The strength and the
grace required for these daily sacrifices are what the Eucharistic food and
drink offer us, through our faith in Jesus Christ. Hence, we stand up to the
devil by standing close to Christ and to each other in Eucharistic communion.
“Stand up to him, strong in faith and in the knowledge that your brothers all
over the world are suffering the same things. By drawing life and strength from
the real presence of Christ in the Eucharist and in the Scriptures, we are able
to fulfil the mandate of the Risen Lord to proclaim the Good News to all
nations and peoples. “Go out to the whole world; proclaim the Good News to all
creation. He who believes and is baptised will be saved; he who does not
believe will be condemned.” Not to believe the Gospel of the Son of God is to
make God a liar. Such a person is already condemned for not believing the
testimony the Son of God in human nature.

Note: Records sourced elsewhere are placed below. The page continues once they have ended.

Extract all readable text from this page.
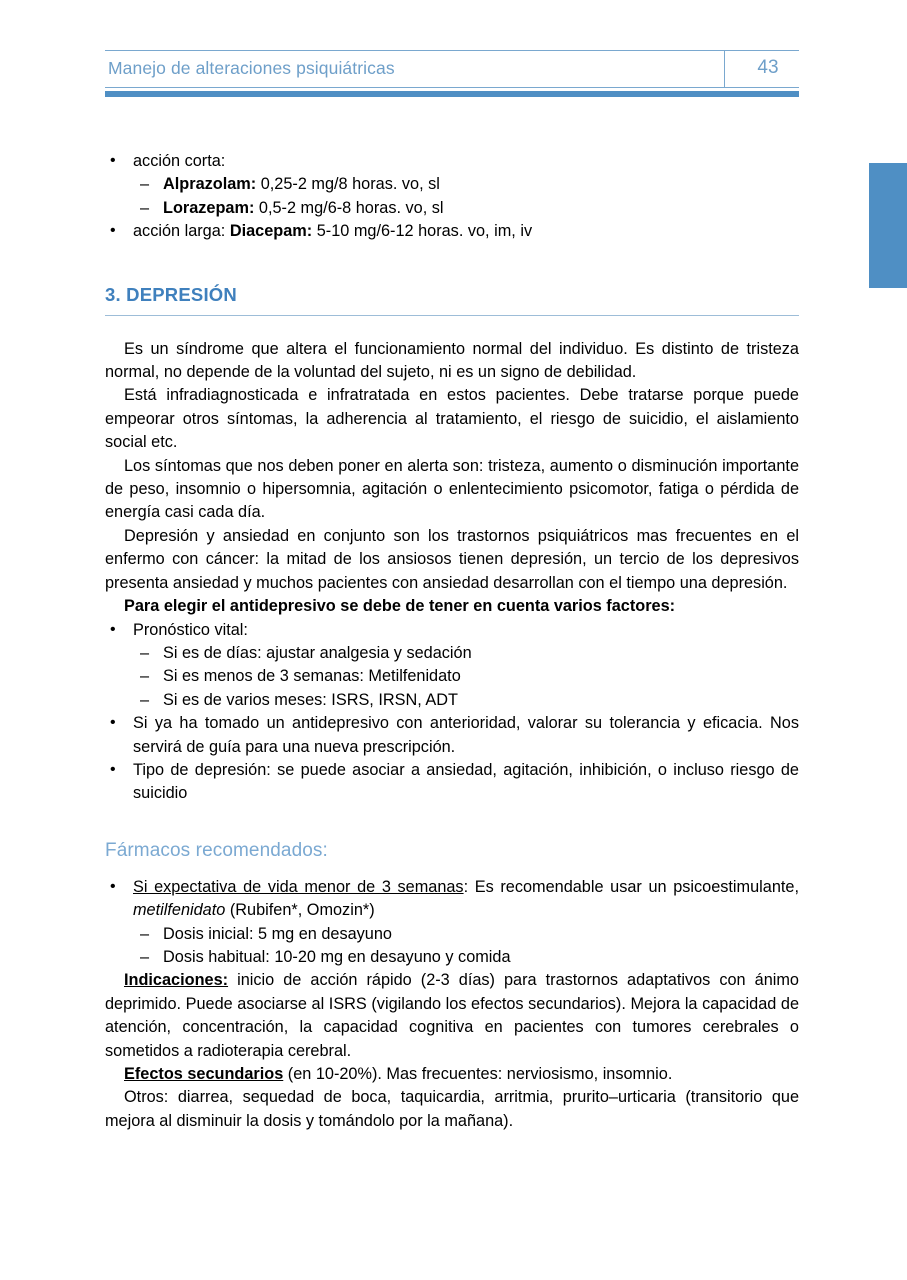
Manejo de alteraciones psiquiátricas	43
• acción corta:
– Alprazolam: 0,25-2 mg/8 horas. vo, sl
– Lorazepam: 0,5-2 mg/6-8 horas. vo, sl
• acción larga: Diacepam: 5-10 mg/6-12 horas. vo, im, iv
3. DEPRESIÓN

Es un síndrome que altera el funcionamiento normal del individuo. Es distinto de tristeza normal, no depende de la voluntad del sujeto, ni es un signo de debilidad.

Está infradiagnosticada e infratratada en estos pacientes. Debe tratarse porque puede empeorar otros síntomas, la adherencia al tratamiento, el riesgo de suicidio, el aislamiento social etc.

Los síntomas que nos deben poner en alerta son: tristeza, aumento o disminución importante de peso, insomnio o hipersomnia, agitación o enlentecimiento psicomotor, fatiga o pérdida de energía casi cada día.

Depresión y ansiedad en conjunto son los trastornos psiquiátricos mas frecuentes en el enfermo con cáncer: la mitad de los ansiosos tienen depresión, un tercio de los depresivos presenta ansiedad y muchos pacientes con ansiedad desarrollan con el tiempo una depresión.

Para elegir el antidepresivo se debe de tener en cuenta varios factores:

• Pronóstico vital:
– Si es de días: ajustar analgesia y sedación
– Si es menos de 3 semanas: Metilfenidato
– Si es de varios meses: ISRS, IRSN, ADT
• Si ya ha tomado un antidepresivo con anterioridad, valorar su tolerancia y eficacia. Nos servirá de guía para una nueva prescripción.
• Tipo de depresión: se puede asociar a ansiedad, agitación, inhibición, o incluso riesgo de suicidio
Fármacos recomendados:
• Si expectativa de vida menor de 3 semanas: Es recomendable usar un psicoestimulante, metilfenidato (Rubifen*, Omozin*)
– Dosis inicial: 5 mg en desayuno
– Dosis habitual: 10-20 mg en desayuno y comida

Indicaciones: inicio de acción rápido (2-3 días) para trastornos adaptativos con ánimo deprimido. Puede asociarse al ISRS (vigilando los efectos secundarios). Mejora la capacidad de atención, concentración, la capacidad cognitiva en pacientes con tumores cerebrales o sometidos a radioterapia cerebral.

Efectos secundarios (en 10-20%). Mas frecuentes: nerviosismo, insomnio.

Otros: diarrea, sequedad de boca, taquicardia, arritmia, prurito–urticaria (transitorio que mejora al disminuir la dosis y tomándolo por la mañana).
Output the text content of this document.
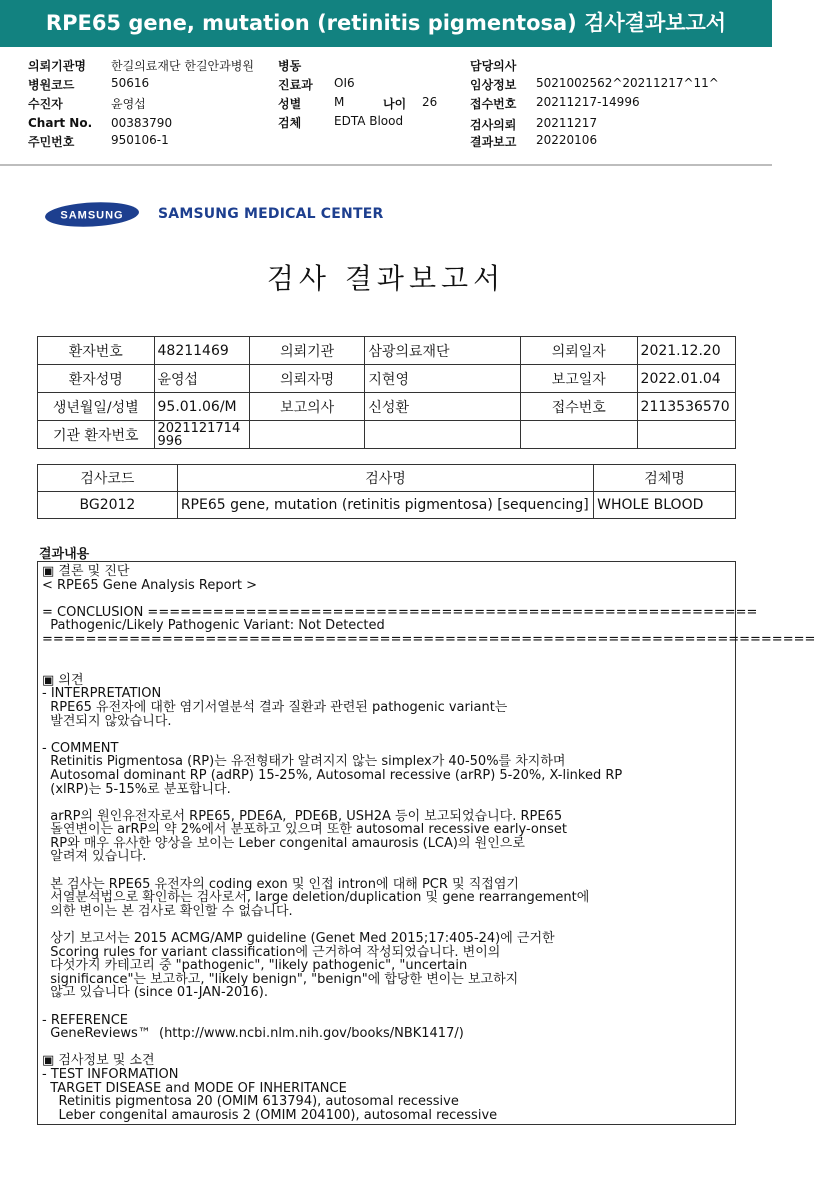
RPE65 gene, mutation (retinitis pigmentosa) 검사결과보고서
의뢰기관명 한길의료재단 한길안과병원
병원코드	50616
수진자	윤영섭
Chart No. 00383790
주민번호	950106-1
병동
진료과 OI6
성별	M	나이 26
검체	EDTA Blood
담당의사
임상정보 5021002562^20211217^11^
접수번호 20211217-14996
검사의뢰 20211217
결과보고 20220106
SAMSUNG SAMSUNG MEDICAL CENTER
검사 결과보고서
환자번호	48211469	의뢰기관	삼광의료재단	의뢰일자	2021.12.20
환자성명	윤영섭	의뢰자명	지현영	보고일자	2022.01.04
생년월일/성별	95.01.06/M	보고의사	신성환	접수번호	2113536570
기관 환자번호	2021121714996				
검사코드	검사명	검체명
BG2012	RPE65 gene, mutation (retinitis pigmentosa) [sequencing]	WHOLE BLOOD
결과내용
▣ 결론 및 진단
< RPE65 Gene Analysis Report >
= CONCLUSION ========================================================
Pathogenic/Likely Pathogenic Variant: Not Detected
=======================================================================
▣ 의견
- INTERPRETATION
RPE65 유전자에 대한 염기서열분석 결과 질환과 관련된 pathogenic variant는
발견되지 않았습니다.
- COMMENT
Retinitis Pigmentosa (RP)는 유전형태가 알려지지 않는 simplex가 40-50%를 차지하며
Autosomal dominant RP (adRP) 15-25%, Autosomal recessive (arRP) 5-20%, X-linked RP
(xlRP)는 5-15%로 분포합니다.
arRP의 원인유전자로서 RPE65, PDE6A,  PDE6B, USH2A 등이 보고되었습니다. RPE65
돌연변이는 arRP의 약 2%에서 분포하고 있으며 또한 autosomal recessive early-onset
RP와 매우 유사한 양상을 보이는 Leber congenital amaurosis (LCA)의 원인으로
알려져 있습니다.
본 검사는 RPE65 유전자의 coding exon 및 인접 intron에 대해 PCR 및 직접염기
서열분석법으로 확인하는 검사로서, large deletion/duplication 및 gene rearrangement에
의한 변이는 본 검사로 확인할 수 없습니다.
상기 보고서는 2015 ACMG/AMP guideline (Genet Med 2015;17:405-24)에 근거한
Scoring rules for variant classification에 근거하여 작성되었습니다. 변이의
다섯가지 카테고리 중 "pathogenic", "likely pathogenic", "uncertain
significance"는 보고하고, "likely benign", "benign"에 합당한 변이는 보고하지
않고 있습니다 (since 01-JAN-2016).
- REFERENCE
GeneReviews™  (http://www.ncbi.nlm.nih.gov/books/NBK1417/)
▣ 검사정보 및 소견
- TEST INFORMATION
TARGET DISEASE and MODE OF INHERITANCE
Retinitis pigmentosa 20 (OMIM 613794), autosomal recessive
Leber congenital amaurosis 2 (OMIM 204100), autosomal recessive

Saint Mark, by writing down for us this account of the life and preaching of Jesus Christ, acted as an instrument of God for the establishment of eternal and ordered proclamation of the Good News of our Lord Jesus Christ. His Gospel is represented by the winged lion, which portrays him as a fast-paced messenger of God. He presented the divine truth of Christ’s life with sincerity and abandon. He highlighted the royalty of Christ, his resurrection, and the “voice crying in the wilderness.” The ferocity of the lion is marched with the wings, which indicate divine inspiration. This image of his Gospel marches well with the image of the devil as a prowling lion, seeking for someone to devour. Saint Mark empowers us with his Gospel to stand up to him transformed into the Lion of Judah, with the Holy Spirit inspiring every word, thought, and action. “The heavens proclaim your wonders, O Lord; the assembly of your holy ones proclaims your truth. For who in the skies can compare with the Lord or who is like the Lord among the sons of God?”
Let us pray: O God, who raised up Saint Mark, your Evangelist, and endowed him with the grace to preach the Gospel, grant, we pray, that we may so profit from his teaching as to follow faithfully in the footsteps of Christ. Who lives and reigns with you in the unity of the Holy Spirit, God, for ever and ever.